A key issue in the talks is the assumptions about Greece’s budget performance after 2018, when the current bailout expires. The IMF has repeatedly raised doubts about Greece’s ability to maintain a stellar budget record for decades. Less ambitious fiscal targets, though, would increase the need for debt relief.
“I’m not talking about precise meetings but obviously we have the occasion to discuss here” on Greece, Pierre Moscovici, the EU’s Economic Affairs commissioner, told Bloomberg Television. “We need the IMF on board. There are discussions with the IMF, the IMF is involved and I think it is also positive.”

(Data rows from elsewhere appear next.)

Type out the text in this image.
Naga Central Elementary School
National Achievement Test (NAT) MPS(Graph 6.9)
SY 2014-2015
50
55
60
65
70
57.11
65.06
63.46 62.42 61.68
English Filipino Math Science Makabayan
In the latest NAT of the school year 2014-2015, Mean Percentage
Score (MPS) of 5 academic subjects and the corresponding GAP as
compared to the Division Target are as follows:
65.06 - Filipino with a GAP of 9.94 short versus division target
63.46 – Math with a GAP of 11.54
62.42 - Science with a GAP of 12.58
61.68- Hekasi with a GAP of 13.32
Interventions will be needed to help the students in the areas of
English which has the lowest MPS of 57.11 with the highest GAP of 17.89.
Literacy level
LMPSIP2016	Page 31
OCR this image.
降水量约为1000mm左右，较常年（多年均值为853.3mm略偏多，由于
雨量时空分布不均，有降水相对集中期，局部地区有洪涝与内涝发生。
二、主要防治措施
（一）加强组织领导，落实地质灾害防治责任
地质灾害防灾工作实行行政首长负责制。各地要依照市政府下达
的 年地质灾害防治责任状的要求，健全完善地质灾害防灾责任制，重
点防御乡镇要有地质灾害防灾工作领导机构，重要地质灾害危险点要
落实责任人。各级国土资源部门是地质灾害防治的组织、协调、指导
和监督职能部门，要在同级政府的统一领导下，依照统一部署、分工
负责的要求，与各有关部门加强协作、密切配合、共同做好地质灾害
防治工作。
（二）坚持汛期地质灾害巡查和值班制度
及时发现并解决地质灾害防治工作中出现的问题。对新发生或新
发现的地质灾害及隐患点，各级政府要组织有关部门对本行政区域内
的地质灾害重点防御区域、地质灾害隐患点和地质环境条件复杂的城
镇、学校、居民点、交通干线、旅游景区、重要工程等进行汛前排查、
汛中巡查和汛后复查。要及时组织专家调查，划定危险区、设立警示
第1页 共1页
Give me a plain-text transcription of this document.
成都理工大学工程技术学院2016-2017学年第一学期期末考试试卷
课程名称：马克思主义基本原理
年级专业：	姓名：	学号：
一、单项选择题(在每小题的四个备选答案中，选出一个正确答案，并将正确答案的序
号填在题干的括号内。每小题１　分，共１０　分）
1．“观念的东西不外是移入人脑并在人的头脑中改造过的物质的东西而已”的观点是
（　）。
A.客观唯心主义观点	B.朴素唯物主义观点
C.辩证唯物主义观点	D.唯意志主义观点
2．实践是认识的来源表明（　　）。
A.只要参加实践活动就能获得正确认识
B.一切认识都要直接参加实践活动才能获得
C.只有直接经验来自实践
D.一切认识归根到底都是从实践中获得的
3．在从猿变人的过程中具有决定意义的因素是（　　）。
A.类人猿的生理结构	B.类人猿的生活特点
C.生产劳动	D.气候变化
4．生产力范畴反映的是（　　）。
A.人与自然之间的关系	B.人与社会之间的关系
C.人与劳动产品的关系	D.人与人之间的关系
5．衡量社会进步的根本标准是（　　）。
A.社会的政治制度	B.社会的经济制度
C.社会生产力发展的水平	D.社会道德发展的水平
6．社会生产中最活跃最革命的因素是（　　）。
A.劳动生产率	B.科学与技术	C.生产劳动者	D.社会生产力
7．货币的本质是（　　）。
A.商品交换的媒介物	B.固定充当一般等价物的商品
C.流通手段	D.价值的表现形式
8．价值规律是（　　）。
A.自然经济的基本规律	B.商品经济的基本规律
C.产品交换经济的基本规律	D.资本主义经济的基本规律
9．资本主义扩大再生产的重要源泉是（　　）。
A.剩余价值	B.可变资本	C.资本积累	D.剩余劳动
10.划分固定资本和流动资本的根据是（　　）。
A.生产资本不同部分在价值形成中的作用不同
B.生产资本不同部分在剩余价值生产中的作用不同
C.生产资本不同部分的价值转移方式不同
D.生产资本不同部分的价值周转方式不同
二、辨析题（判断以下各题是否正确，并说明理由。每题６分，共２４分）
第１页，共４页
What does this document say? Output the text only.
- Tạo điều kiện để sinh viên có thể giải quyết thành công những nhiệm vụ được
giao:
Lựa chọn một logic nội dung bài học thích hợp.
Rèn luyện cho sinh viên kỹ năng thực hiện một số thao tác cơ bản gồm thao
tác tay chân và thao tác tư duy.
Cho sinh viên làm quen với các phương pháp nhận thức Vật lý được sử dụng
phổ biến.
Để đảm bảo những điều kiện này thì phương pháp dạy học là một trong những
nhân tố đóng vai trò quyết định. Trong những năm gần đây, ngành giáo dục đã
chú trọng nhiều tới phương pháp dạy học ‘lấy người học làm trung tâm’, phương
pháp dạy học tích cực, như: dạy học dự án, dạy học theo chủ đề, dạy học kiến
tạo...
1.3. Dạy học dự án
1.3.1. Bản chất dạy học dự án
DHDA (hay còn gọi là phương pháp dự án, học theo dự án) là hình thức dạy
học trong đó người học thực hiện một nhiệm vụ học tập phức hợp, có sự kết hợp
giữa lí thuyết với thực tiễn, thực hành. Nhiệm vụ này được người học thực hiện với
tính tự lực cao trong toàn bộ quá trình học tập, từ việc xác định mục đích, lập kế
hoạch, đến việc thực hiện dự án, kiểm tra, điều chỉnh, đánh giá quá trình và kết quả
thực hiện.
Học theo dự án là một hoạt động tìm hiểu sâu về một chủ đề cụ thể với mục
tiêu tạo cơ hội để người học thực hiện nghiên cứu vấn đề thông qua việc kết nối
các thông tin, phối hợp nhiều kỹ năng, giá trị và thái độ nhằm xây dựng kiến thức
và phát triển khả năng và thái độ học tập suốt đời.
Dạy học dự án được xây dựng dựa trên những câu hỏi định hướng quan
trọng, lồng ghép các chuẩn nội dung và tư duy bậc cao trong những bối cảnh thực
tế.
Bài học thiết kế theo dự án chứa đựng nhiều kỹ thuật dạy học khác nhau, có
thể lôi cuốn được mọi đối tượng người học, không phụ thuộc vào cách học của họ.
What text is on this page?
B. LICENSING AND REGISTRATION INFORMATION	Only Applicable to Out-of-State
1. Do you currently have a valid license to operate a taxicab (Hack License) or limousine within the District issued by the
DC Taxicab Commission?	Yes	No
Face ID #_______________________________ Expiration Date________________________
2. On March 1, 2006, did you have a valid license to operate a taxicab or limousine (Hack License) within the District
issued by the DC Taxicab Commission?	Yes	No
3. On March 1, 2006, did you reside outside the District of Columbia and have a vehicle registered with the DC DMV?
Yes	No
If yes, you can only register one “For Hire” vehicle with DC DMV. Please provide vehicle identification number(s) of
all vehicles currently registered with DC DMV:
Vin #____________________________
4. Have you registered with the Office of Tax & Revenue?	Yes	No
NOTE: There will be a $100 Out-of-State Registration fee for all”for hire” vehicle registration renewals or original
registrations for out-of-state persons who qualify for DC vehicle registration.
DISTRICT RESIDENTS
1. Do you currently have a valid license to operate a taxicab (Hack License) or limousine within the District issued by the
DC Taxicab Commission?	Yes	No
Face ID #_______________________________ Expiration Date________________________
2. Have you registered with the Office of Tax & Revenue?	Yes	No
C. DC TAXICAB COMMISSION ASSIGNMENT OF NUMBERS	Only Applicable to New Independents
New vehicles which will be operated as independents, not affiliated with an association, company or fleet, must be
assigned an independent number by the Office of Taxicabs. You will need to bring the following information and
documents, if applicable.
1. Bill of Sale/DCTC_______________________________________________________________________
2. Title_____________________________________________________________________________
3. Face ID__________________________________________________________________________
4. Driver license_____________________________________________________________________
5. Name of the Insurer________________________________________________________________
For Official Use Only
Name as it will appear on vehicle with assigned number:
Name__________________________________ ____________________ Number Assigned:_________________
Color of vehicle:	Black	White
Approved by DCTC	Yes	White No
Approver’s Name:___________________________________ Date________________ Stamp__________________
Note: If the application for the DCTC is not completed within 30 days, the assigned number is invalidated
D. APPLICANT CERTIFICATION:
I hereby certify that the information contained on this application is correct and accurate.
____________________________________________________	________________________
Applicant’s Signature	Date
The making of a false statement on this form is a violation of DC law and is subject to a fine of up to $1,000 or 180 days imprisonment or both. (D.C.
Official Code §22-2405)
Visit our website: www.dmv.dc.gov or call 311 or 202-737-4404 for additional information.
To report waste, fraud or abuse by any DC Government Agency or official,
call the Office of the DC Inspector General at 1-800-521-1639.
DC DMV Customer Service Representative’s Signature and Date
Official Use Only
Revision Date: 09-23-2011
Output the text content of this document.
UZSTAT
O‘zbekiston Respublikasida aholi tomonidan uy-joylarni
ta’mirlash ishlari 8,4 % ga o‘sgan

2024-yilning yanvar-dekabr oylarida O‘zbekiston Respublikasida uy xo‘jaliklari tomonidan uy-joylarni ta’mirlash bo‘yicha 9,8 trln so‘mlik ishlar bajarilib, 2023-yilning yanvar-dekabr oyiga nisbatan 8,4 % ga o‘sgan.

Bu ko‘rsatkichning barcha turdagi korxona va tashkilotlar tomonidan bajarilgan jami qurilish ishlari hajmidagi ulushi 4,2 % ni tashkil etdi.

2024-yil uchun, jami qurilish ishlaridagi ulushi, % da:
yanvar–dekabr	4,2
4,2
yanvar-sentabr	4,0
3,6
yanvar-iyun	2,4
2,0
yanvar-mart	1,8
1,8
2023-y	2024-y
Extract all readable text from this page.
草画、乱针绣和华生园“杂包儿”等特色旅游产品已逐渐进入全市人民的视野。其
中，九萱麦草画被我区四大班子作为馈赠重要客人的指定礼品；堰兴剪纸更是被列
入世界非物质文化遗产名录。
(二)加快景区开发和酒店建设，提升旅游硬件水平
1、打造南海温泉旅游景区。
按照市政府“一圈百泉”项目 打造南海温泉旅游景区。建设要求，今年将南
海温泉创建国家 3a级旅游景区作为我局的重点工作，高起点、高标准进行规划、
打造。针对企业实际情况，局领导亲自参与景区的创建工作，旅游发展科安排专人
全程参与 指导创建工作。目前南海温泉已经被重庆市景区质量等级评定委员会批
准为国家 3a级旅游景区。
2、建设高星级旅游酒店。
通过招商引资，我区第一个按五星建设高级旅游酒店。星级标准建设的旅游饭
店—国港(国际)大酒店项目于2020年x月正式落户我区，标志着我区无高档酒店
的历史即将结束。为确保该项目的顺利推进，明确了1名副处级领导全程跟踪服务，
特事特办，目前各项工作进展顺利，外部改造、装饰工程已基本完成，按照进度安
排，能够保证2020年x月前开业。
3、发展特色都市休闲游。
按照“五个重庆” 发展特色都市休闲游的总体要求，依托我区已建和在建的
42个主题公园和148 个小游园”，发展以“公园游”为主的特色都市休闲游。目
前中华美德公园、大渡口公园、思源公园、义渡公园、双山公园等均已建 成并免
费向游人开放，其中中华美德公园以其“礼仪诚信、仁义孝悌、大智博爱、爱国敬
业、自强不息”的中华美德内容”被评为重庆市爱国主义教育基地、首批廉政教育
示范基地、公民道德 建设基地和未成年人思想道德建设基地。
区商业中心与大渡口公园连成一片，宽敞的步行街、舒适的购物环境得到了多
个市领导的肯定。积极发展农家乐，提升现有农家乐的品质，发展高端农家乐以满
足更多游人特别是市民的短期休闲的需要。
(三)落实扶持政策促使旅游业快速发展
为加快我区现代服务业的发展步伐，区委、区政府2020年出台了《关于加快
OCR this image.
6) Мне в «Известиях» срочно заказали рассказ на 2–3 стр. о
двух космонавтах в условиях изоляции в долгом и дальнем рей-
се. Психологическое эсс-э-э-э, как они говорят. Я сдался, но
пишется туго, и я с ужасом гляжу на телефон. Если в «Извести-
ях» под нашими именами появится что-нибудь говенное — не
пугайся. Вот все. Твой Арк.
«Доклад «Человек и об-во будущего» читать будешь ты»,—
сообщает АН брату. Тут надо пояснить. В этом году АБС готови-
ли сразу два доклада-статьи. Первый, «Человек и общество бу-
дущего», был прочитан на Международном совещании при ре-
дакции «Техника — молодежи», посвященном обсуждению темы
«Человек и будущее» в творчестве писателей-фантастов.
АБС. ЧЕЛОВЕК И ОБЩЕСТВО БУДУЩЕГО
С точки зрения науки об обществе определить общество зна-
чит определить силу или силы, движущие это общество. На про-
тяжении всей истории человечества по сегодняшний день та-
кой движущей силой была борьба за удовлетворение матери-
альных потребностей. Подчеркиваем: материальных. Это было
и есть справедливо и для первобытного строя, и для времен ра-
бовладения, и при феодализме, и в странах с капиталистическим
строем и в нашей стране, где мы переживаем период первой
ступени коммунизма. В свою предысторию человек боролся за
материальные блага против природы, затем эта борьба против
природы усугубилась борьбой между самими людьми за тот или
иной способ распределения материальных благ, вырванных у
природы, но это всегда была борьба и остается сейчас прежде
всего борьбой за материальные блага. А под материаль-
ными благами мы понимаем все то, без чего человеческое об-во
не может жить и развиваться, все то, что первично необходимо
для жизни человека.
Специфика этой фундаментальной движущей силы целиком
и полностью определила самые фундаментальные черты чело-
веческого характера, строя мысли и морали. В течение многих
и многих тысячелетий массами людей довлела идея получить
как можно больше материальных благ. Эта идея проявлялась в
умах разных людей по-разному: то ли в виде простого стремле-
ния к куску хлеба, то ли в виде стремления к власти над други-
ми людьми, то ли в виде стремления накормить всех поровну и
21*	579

One advantage of talking about Greece is that the country isn’t represented at the G-7 or in the Washington Group, so it can’t disagree. By contrast, trade remains highly contentious and may loom large in Bari as finance ministers and central bank governors meet.
At the G-20 in the German spa town of Baden-Baden, officials almost left trade out of their communique as U.S. Treasury Secretary Steven Mnuchin pressed for them to agree it should be “fair” rather than “free” — while a month later in Washington, he crystallized that position, citing the President Donald Trump as favoring “reciprocal free trade.”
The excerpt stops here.